Лара заинтересована. Лара едет
– Нет, Юрочка, милый, вы какой-то не настоящий!
– Почему же я не настоящий, Лариса Павловна? – обиделся Юрочка.
– Да потому! Сколько времени я вас не видела? Около двух лет? Больше! Вы тогда после своего лицея высиживали в какой-то канцелярии, и у вас был глубоко штатский вид. Вы сутулились… Правда же, Юрочка! И у вас торчали вихры. А теперь эта кавказская форма… к вам подступиться страшно! Нет, все это ужасно, ужасно воинственно. Сил нет! Кинжал револьвер, сабля!..
– Шашка, – поправил Юрочка.
– Пусть будет шашка! Я ведь женщина и этих ваших тонкостей не знаю. Наконец, эти непокорные вихры, где они? Их нет и в помине. Вы стали брить голову, как татарин. Какой же вы настоящий?
– А может быть, тогда я и был не настоящий? – не сдавал своих позиций Юрочка. – Мой дед, генерал Федосеев, – один из героев кавказских войн.
– А, вы хотите сказать, что в вас проснулся атавизм?
– А почему бы и нет? Право, обидно…
– Ну, ну, не обижайтесь, Юрочка! Нет, не шутя, я верю вам, да, да! В этой красивой форме, с бритой головой, вооруженный до зубов вы и есть настоящий Юрочка Федосеев.
Мы в Петербурге, у Ларисы Павловны Алаевой. В свете сокращенно звали ее Ларой. Это шло ее нерусскому типу, типу высокой, гибкой брюнетки со своенравным, но притягивающим лицом – чуть-чуть косая линия губ, чуть выдающиеся скулы, две продолговатые миндалины темно-кофейных глаз. Алаева – это по мужу, ныне покойному. Девичья же ее фамилия была Фручера. В итальянскую кровь давно обрусевших триентинцев Фручера из поколения в поколение вливалась еще и греческая, и армянская, и русская, и еще какая-то восточная. И путем такого подбора создалась экзотически-азиатская Лара, затмевавшая писаных классических красавиц. Ей очень к лицу было бы множество браслетов с цепочками и разными висюльками. Она знала это, но не носила, считая бьющим на дешевый эффект мовэ жанром. В обществе у Лары была репутация легкомысленной женщины, грешившей и при муже, и после мужа, но настолько искусно и с таким чувством меры, чтобы оставаться в этом обществе, быть всюду принятой и принимать у себя.
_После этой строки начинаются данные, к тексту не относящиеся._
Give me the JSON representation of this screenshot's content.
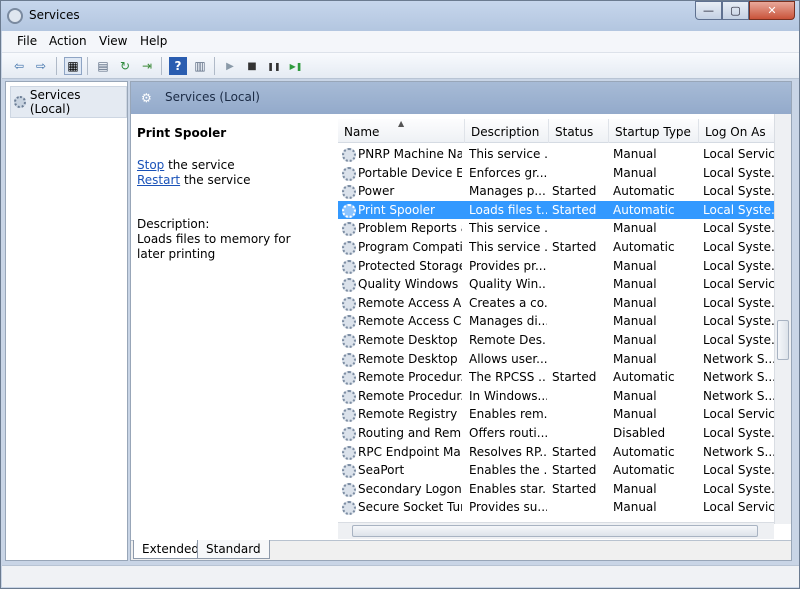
{
  "window": {
    "title": "Services",
    "minimize": "—",
    "maximize": "▢",
    "close": "✕"
  },
  "menu": [
    "File",
    "Action",
    "View",
    "Help"
  ],
  "toolbar": {
    "back": "⇦",
    "forward": "⇨",
    "up": "▦",
    "properties": "▤",
    "refresh": "↻",
    "export": "⇥",
    "help": "?",
    "view": "▥",
    "start": "▶",
    "stop": "■",
    "pause": "❚❚",
    "restart": "▶❚"
  },
  "tree": {
    "root_label": "Services (Local)"
  },
  "header": {
    "title": "Services (Local)"
  },
  "description": {
    "service_name": "Print Spooler",
    "stop_link": "Stop",
    "stop_suffix": " the service",
    "restart_link": "Restart",
    "restart_suffix": " the service",
    "label": "Description:",
    "text": "Loads files to memory for later printing"
  },
  "columns": [
    "Name",
    "Description",
    "Status",
    "Startup Type",
    "Log On As"
  ],
  "rows": [
    [
      "PNRP Machine Na...",
      "This service ...",
      "",
      "Manual",
      "Local Service"
    ],
    [
      "Portable Device E...",
      "Enforces gr...",
      "",
      "Manual",
      "Local Syste..."
    ],
    [
      "Power",
      "Manages p...",
      "Started",
      "Automatic",
      "Local Syste..."
    ],
    [
      "Print Spooler",
      "Loads files t...",
      "Started",
      "Automatic",
      "Local Syste..."
    ],
    [
      "Problem Reports a...",
      "This service ...",
      "",
      "Manual",
      "Local Syste..."
    ],
    [
      "Program Compati...",
      "This service ...",
      "Started",
      "Automatic",
      "Local Syste..."
    ],
    [
      "Protected Storage",
      "Provides pr...",
      "",
      "Manual",
      "Local Syste..."
    ],
    [
      "Quality Windows ...",
      "Quality Win...",
      "",
      "Manual",
      "Local Service"
    ],
    [
      "Remote Access A...",
      "Creates a co...",
      "",
      "Manual",
      "Local Syste..."
    ],
    [
      "Remote Access C...",
      "Manages di...",
      "",
      "Manual",
      "Local Syste..."
    ],
    [
      "Remote Desktop ...",
      "Remote Des...",
      "",
      "Manual",
      "Local Syste..."
    ],
    [
      "Remote Desktop S...",
      "Allows user...",
      "",
      "Manual",
      "Network S..."
    ],
    [
      "Remote Procedur...",
      "The RPCSS ...",
      "Started",
      "Automatic",
      "Network S..."
    ],
    [
      "Remote Procedur...",
      "In Windows...",
      "",
      "Manual",
      "Network S..."
    ],
    [
      "Remote Registry",
      "Enables rem...",
      "",
      "Manual",
      "Local Service"
    ],
    [
      "Routing and Rem...",
      "Offers routi...",
      "",
      "Disabled",
      "Local Syste..."
    ],
    [
      "RPC Endpoint Ma...",
      "Resolves RP...",
      "Started",
      "Automatic",
      "Network S..."
    ],
    [
      "SeaPort",
      "Enables the ...",
      "Started",
      "Automatic",
      "Local Syste..."
    ],
    [
      "Secondary Logon",
      "Enables star...",
      "Started",
      "Manual",
      "Local Syste..."
    ],
    [
      "Secure Socket Tun...",
      "Provides su...",
      "",
      "Manual",
      "Local Service"
    ]
  ],
  "selected_row": 3,
  "tabs": [
    "Extended",
    "Standard"
  ],
  "colors": {
    "selection": "#3399ff",
    "header_band": "#9fb4d2",
    "link": "#1a52b8"
  }
}
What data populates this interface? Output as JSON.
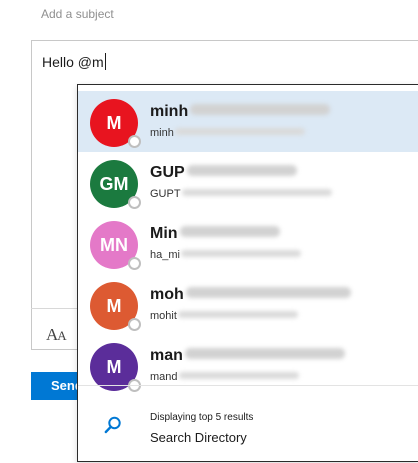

Она курила, забрасывала ногу на ногу и, не злоупотребляя, баловалась кокаином. Но все это было в ее стиле – и папиросы, и нога на ногу, и кокаин. Куренье не лишало ее женственности, ножки у нее были прелестные, а кокаин с «военной» распущенностью и поисками сильных ощущений приобретал все больше и больше права гражданства в петербургских салонах, в тылу и на фронте.
Лара не узнала Юрочку. Два года назад Юрочка не подавал никаких надежд. Вернее, подавал надежды кончить дни свои бесцветным и тусклым чиновником, нажившим вместе с геморроем еще и чин тайного советника.
И, дымя папироской, наблюдая, как Юрочка откидывает широкие, длинные рукава черкески, отчетливый в движениях и с обветренным лицом – оно темнее светловолосой бритой головы – Лара спросила:
– Но как же, Юрочка? Вас не позвали? Вы сами? Добровольцем?
– Добровольцем, – согласился Юрочка.
– Отчего это? Повоевать захотелось?
– Да, повоевать. И еще… – он как-то замялся, – еще любовь к родине.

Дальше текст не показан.